Accenture Banking Blog

Throughout history, most migrations have taken place in a series of waves and banks’ migration to cloud is no exception.

The cloud journey for banking clients started a few years ago in areas such as sales and marketing, with the adoption of platforms like Salesforce and Microsoft Dynamics. The success of these applications then saw the cloud revolution spread to enterprise systems like HR and finance, using solutions such as SuccessFactors and Workday.

Now the scene is set for banks’ third wave of cloud migration: in their core applications and processes. For many banks, payments is top of the list for “cloudification”.

It isn’t hard to see why. The rapid growth of cloud-based payments providers like Stripe and Adyen has seen them gain valuations higher than many major banks and several challenger banks are using cloud to underpin their customer offerings—payments included.

All roads lead to cloud

All of this suggests that cloud is eventually the future of payments. However, given that the legacy systems still work, why should banks take the plunge into cloud payments? For several reasons.

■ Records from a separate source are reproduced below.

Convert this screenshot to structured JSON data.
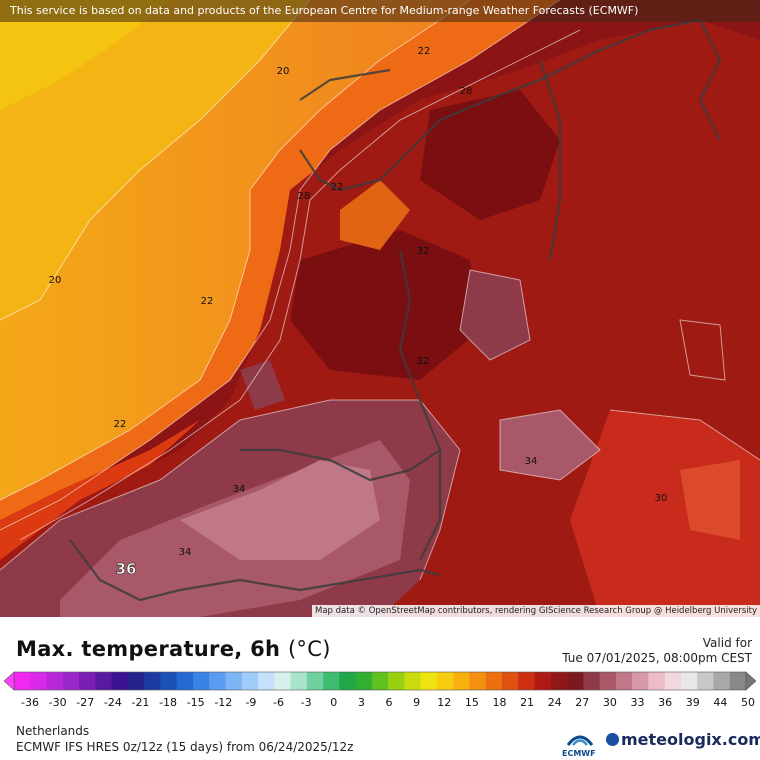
{
  "notice": "This service is based on data and products of the European Centre for Medium-range Weather Forecasts (ECMWF)",
  "attribution": "Map data © OpenStreetMap contributors, rendering GIScience Research Group @ Heidelberg University",
  "contour_labels": [
    "20",
    "22",
    "28",
    "22",
    "28",
    "20",
    "22",
    "32",
    "22",
    "32",
    "34",
    "34",
    "30",
    "34",
    "36"
  ],
  "panel": {
    "title": "Max. temperature, 6h",
    "unit": "(°C)",
    "valid_label": "Valid for",
    "valid_time": "Tue 07/01/2025, 08:00pm CEST",
    "region": "Netherlands",
    "model": "ECMWF IFS HRES 0z/12z (15 days) from  06/24/2025/12z",
    "ecmwf_logo": "ECMWF",
    "brand": "meteologix.com"
  },
  "scale": {
    "ticks": [
      "-36",
      "-30",
      "-27",
      "-24",
      "-21",
      "-18",
      "-15",
      "-12",
      "-9",
      "-6",
      "-3",
      "0",
      "3",
      "6",
      "9",
      "12",
      "15",
      "18",
      "21",
      "24",
      "27",
      "30",
      "33",
      "36",
      "39",
      "44",
      "50"
    ],
    "colors": [
      "#f028f0",
      "#d828e8",
      "#b828d8",
      "#9a28c8",
      "#7a1eb4",
      "#5a1aa0",
      "#3a1490",
      "#26248a",
      "#1c3aa0",
      "#1c52b8",
      "#2468d0",
      "#3a82e4",
      "#5a9cf0",
      "#7cb4f6",
      "#a0ccfa",
      "#c4e0fc",
      "#d8f0ec",
      "#a8e4cc",
      "#70d0a0",
      "#40bc70",
      "#20a848",
      "#30b030",
      "#60c020",
      "#98d010",
      "#c8dc10",
      "#f0e410",
      "#f8cc10",
      "#f8b010",
      "#f49010",
      "#ec7010",
      "#e05010",
      "#cc3010",
      "#b01a14",
      "#901818",
      "#7a1a20",
      "#8e3a48",
      "#a85868",
      "#c07888",
      "#d898a8",
      "#ecbcc8",
      "#f0d8dc",
      "#e8e8e8",
      "#c8c8c8",
      "#a8a8a8",
      "#888888"
    ]
  }
}
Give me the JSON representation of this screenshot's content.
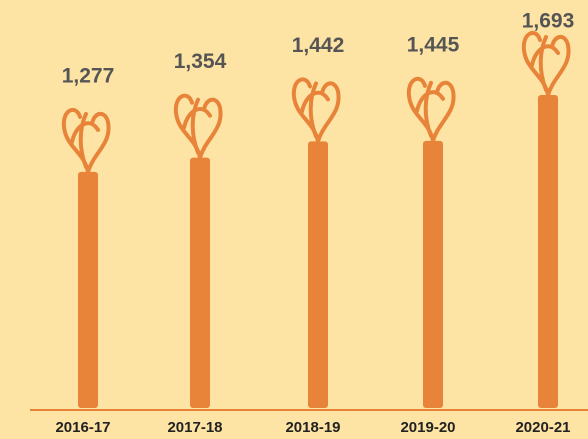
{
  "chart_data": {
    "type": "pictorial-bar",
    "categories": [
      "2016-17",
      "2017-18",
      "2018-19",
      "2019-20",
      "2020-21"
    ],
    "values": [
      1277,
      1354,
      1442,
      1445,
      1693
    ],
    "value_labels": [
      "1,277",
      "1,354",
      "1,442",
      "1,445",
      "1,693"
    ],
    "color": "#e8843a"
  }
}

  • Payments infrastructure upgrade: Regardless of cloud, banks are facing an imminent need to upgrade their payments infrastructure, in order to keep pace with developments like the UK’s New Payments Architecture, RTGS renewal for high value payments and rising adoption of the ISO 20022 standard. Since banks need to make this investment anyway, the question is whether they should use it to build payments platforms grounded in the past (on-premise) or the future (cloud).
  • Resilience and scalability: Another driver for cloud in payments is the need for resilience and scalability—issues that have been put in the spotlight by a number of recent systems failures. By nature, payments is a function that sees widely varying peaks and troughs in volume: think Black Friday. Cloud offers the flexibility to scale up the infrastructure for the peaks without building in costly redundant capacity.
  • Agility: A further related factor in favour of cloudifying payments, is the ability it brings to respond in agile ways to market disruptions and drive continuous improvement. Higher agility was the key factor that triggered widespread cloud migration in industries such as telecoms. And agility is equally—if not more—vital in payments.

What are the considerations?

Put together, these benefits mean the “why” for moving payments to the cloud is clear. But how about the “what”? In other words, which variant of cloud should banks choose to support this business-critical capability?

The top-line choice here is between public and private cloud. On this point, there’s no single right answer. The choice depends on the specific needs of each bank, including the desired level of trade-offs between factors like scalability and security.

If your bank hasn’t embarked on its journey to cloud payments yet, perhaps it’s high time it did.

A further consideration in choosing a cloud platform is the close degree of integration between payments and the rest of the bank. Far from being a standalone activity, payments is generally deeply embedded across all of a bank’s key systems and channels.

This means the ease and speed with which cloud solutions can be integrated with other areas that may still be on-prem can make it more complex. For example, “chatty” transactions that include checks on things like account balances, fraud indicators and sanctions lists can add to the integration effort and processing times.

Other considerations when choosing a cloud platform can include security and privacy. Migrating to public cloud may appear to increase the potential attack surface for cyber adversaries but cloud providers’ constant investments in security mean their systems can often be more secure than on-premise.

When to shift to the cloud?

Beyond the “why” and the “what”, the final question about cloud migration for payments is “when”. A bank could start the journey now or wait until an industry discontinuity makes it imperative. However, in today’s fast-changing payments market, discontinuities are happening all the time and with a new wave of investment needed in the next couple of years, banks have a golden opportunity now to grasp the nettle and build for the future.

The message is clear: While migration to the cloud opens up exciting opportunities in payments, it also brings a number of complexities to manage along the way. But once these are addressed, the benefits are substantial—not just in payments but across the bank. If your bank hasn’t embarked on its journey to cloud payments yet, perhaps it’s high time it did.